Several reporters followed the mob into the Capitol on January 6, 2021 and got footage of "Shaman" Jacob Chansley in the Senate chamber with his feet propped up on Nancy Pelosi's desk.
Ever since, the FBI has gone after anyone they can remotely link to the events of that day, including conservative journalists who were covering the event.
Independent reporter Steve Baker recently told Emerald Robinson on LindellTV, an online network founded by My Pillow CEO Mike Lindell, that the FBI has been after him since he documented his first-hand experiences of January 6, including at the rally and with Capitol Police before unarmed Ashli Babbitt was shot and killed.
"I'm not confident of anything," he said about being formally charged by the FBI. "They have left me in limbo now since, really, July of 2021. "That was the first phone call that I received from the FBI requesting a volunteer interview with me."
That interview was supposed to take place in early August, but it was canceled when Washington notified the FBI field office that because Baker is a journalist, they could not interview him without written permission from the Department of Justice.
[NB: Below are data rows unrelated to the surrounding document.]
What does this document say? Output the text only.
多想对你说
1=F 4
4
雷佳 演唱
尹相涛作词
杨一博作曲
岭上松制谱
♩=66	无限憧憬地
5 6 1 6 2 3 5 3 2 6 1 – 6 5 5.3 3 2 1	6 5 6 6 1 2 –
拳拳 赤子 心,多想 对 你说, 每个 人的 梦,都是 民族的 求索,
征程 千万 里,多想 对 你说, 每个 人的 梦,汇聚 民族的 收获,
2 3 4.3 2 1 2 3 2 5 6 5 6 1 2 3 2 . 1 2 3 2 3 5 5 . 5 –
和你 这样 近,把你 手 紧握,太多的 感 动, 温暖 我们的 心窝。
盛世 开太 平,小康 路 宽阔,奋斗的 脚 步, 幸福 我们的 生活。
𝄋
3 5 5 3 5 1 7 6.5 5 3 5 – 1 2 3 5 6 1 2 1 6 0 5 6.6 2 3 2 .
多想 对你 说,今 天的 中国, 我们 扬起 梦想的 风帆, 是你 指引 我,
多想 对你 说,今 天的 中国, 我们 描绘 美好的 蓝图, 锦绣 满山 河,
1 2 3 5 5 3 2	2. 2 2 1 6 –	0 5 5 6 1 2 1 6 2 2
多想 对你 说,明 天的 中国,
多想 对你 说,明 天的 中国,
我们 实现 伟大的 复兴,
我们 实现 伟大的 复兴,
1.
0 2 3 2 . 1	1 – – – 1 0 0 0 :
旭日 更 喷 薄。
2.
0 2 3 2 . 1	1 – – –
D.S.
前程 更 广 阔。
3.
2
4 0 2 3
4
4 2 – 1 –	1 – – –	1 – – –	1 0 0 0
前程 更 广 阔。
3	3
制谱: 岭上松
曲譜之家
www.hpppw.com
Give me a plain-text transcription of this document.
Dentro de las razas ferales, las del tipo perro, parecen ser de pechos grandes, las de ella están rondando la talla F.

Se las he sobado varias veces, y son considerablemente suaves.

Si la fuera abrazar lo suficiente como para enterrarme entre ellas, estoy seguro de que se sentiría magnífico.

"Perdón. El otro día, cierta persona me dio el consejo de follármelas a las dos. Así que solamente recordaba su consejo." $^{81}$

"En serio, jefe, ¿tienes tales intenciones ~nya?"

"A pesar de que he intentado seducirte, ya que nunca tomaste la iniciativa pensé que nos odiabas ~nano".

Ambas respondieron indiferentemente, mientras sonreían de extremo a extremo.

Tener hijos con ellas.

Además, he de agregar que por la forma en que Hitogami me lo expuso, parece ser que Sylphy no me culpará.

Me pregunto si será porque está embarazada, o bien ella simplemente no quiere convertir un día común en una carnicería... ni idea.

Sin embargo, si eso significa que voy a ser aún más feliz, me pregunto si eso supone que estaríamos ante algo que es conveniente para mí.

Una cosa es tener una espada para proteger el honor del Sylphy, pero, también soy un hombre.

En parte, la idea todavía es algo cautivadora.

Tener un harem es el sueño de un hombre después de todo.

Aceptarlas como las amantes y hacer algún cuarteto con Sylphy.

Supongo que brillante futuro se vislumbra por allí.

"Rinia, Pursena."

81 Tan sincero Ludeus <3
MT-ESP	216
The volunteer interview did not take place until later that fall. Within weeks, Baker was notified that he would soon be charged. His offensive response, however, kept that at bay, and neither Baker nor his attorneys heard back until last week – almost two years later – when he learned he would be subpoenaed for his videos.
He is not the only reporter on the FBI's radar; independent reporter JD Rivera has already spent time in prison for his coverage of January 6. As far as Baker can tell, only conservative reporters are being targeted.
"Rivera basically paralleled The New Yorker reporter who captured the infamous video of the QAnon Shaman inside the Senate," he told Robinson. "They were both basically moving through the Capitol that day, and The New Yorker reporter has never been charged; JD spent months in prison."
In addition to covering January 6, Baker has since gone on to cover the defendant trials in person.